Dal 2006 la vaccinazione è consigliata tra gli adolescenti, la ricerca ha mostrato proprio come dai due periodi analizzati 2003-2006 ( era pre-vaccinazione) al 2009-2012 i dati siano sensibilmente migliorati.

Per le donne dai 14 ai 19 anni, il tasso è sceso del 64%. Per le donne di età compresa tra 20 a 24 anni, l’indice è sceso del 34%.

L’indice di vaccinazioni a livello globale è ancora abbastanza basso, con una quota dell’80% di vaccinate si potrebbero salvare quasi 160.000 vite l’anno.

In Italia dal 2007 è prevista la copertura per tutte le undicenni, i dati aggiornati dell’ISS (Istituto Superiore della Sanità) mettono in luce questa realtà: in Toscana i vaccini toccano il 75,8%, cifre superiori al 70% anche in Molise e Umbria, la media nazionale è del 54,1%; questi dati si riferiscono al target primario indicato del programma d’immunizzazione ovvero le bambine nel dodicesimo anno d’età.

L’Istituto ha esteso la procedura anche agli uomini indicando tre motivazioni chiave: “contributo allo sviluppo dell’immunità di gregge, cioè alla diminuzione della circolazione del virus che andrebbe a ridurre il carico di malattia anche delle donne non vaccinate; prevenzione delle lesioni ano-genitali e dei tumori (cancro dell’ano, del pene, del testa collo) maschili correlati all’Hpv; protezione dei maschi omosessuali, che non godono dell’immunità indiretta conferita dalle campagne di vaccinazione rivolte alle donne”.

Questa patologia è il principale responsabile nell’insorgere di tumori alla cervice uterina, ogni anno in Italia si registrano 3,500 nuovi casi.

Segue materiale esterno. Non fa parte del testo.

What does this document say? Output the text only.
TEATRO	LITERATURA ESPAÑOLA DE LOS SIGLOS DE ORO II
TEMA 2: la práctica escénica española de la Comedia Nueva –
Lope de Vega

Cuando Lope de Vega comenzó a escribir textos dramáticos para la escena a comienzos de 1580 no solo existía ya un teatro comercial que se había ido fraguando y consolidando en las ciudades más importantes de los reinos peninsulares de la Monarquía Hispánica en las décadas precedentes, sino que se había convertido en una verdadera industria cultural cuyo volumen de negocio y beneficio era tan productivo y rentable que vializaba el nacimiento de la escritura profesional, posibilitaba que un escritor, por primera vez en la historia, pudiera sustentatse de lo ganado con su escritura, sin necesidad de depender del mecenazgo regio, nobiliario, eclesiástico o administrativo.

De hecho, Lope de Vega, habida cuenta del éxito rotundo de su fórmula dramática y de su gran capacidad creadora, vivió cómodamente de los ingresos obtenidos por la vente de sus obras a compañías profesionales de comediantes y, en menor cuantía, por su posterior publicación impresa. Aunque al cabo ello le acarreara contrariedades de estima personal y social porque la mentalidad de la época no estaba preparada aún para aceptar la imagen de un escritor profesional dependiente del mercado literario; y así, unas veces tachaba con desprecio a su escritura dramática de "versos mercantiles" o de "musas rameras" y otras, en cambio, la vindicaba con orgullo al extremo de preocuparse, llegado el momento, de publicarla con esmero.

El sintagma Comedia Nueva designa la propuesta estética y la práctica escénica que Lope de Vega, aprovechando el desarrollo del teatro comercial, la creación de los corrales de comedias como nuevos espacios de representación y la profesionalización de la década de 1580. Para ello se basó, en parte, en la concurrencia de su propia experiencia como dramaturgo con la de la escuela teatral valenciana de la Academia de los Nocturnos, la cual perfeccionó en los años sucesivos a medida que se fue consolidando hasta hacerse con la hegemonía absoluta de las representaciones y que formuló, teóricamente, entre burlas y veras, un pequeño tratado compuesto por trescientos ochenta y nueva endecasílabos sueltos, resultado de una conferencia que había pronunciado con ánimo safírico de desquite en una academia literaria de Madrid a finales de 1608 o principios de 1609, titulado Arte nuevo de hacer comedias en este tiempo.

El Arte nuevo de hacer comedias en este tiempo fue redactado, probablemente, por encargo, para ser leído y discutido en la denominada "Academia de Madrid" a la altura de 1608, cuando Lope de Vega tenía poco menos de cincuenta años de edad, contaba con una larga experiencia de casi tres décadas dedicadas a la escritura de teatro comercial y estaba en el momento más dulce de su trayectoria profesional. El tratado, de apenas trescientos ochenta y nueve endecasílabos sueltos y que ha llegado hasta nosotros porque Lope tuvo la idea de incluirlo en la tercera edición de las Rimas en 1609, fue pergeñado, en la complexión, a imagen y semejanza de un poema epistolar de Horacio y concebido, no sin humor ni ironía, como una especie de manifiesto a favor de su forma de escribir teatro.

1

Se per le donne il picco di trasmissione si verifica intorno ai 25 anni, gli uomini rischiano di essere colpiti dal virus per tutta la vita.

Il virus è sviluppato in oltre 40 tipi di HPV, e molte di questi generano proprio forme tumorali.

Lauri E. Markowitz, che ha guidato la ricerca recentemente pubblicata, fa notare: “Stiamo vedendo l’impatto del programma di vaccinazione e questo è molto incoraggiante e dimostra quanto sia efficace la campagna”.

Le vaccinazioni sono attuate in oltre 110 paesi, per un numero complessivo di dosi che supera le 170 milioni di unità.

Importantissima nella prevenzione è anche affidarsi ad una diagnosi corretta del problema: il Pap-Test è l’analisi effettuata sulle donne attraverso lo studio delle cellule nel collo dell’utero, per l’uomo la valutazione è più complessa, vista la mancanza di un test per lo screening.

L’impatto dei vaccini, come dimostrato dai dati dell’ISS e dalla ricerca del CDC è molto forte e le continue informazioni su questa patologia sicuramente diminuiranno le infezioni e i casi a livello globale.